Invalid trial periods
In Farrand Orchards Ltd v Tane the Employment Court upheld the Employment Relations Authority’s determination in finding that the employee had been unlawfully dismissed because the employer relied on an invalid trial period. The parties, in that case, disagreed that a trial period was discussed prior to its inclusion in the written employment agreement which the employee signed after he commenced work (but did not notice the trial provision having been included). Ultimately the employer was unable to prove that a trial period was discussed and although the agreement contained a trial provision, the fact the employee did not sign the agreement until after he started working proved to be fatal. There were a number of other issues with the trial provision. This case is an important reminder to consult an employment lawyer when finalising an employment contract, particularly if the employer wishes to include a trial provision. Often a final review can be completed within half an hour and at a minimal cost. Such a review can, and often will, result in the employer saving money in the long term by avoiding costly employment disputes.

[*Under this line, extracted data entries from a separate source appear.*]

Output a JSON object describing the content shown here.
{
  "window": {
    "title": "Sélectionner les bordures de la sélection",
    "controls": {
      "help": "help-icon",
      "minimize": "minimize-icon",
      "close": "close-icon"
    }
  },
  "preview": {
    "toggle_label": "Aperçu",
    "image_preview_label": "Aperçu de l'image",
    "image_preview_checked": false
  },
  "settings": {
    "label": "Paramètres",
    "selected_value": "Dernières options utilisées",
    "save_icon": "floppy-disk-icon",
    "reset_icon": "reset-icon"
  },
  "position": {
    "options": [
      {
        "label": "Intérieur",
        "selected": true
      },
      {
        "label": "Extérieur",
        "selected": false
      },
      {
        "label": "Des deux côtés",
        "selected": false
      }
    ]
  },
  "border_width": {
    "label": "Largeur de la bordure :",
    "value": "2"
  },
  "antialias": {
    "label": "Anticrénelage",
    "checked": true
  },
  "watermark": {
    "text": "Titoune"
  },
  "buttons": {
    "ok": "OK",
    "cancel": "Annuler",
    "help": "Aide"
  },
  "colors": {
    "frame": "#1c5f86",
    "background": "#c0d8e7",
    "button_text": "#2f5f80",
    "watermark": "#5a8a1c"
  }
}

Employees terminated for not being vaccinated, raised personal grievances
In VMR v Aviation Security Service Division of Civil Aviation Authority, the Court granted four former aviation security officers leave to remove their claims in the Authority to the Employment Court. The four former employees of the Civil Aviation Authority had their employment terminated because they had not been vaccinated against Covid-19. In granting the application the Employment Court determined the claims involved a question of law. Watch this space because the Employment Court’s subsequent substantive decision may have an impact on those employees that have been dismissed for reason of non-vaccination, have raised a personal grievance, but haven’t yet pursued their grievance in the Employment Relations Authority. The Court’s decision may provide helpful guidance to these categories of dismissed employees regarding the strength and likelihood of success if they did pursue their claims.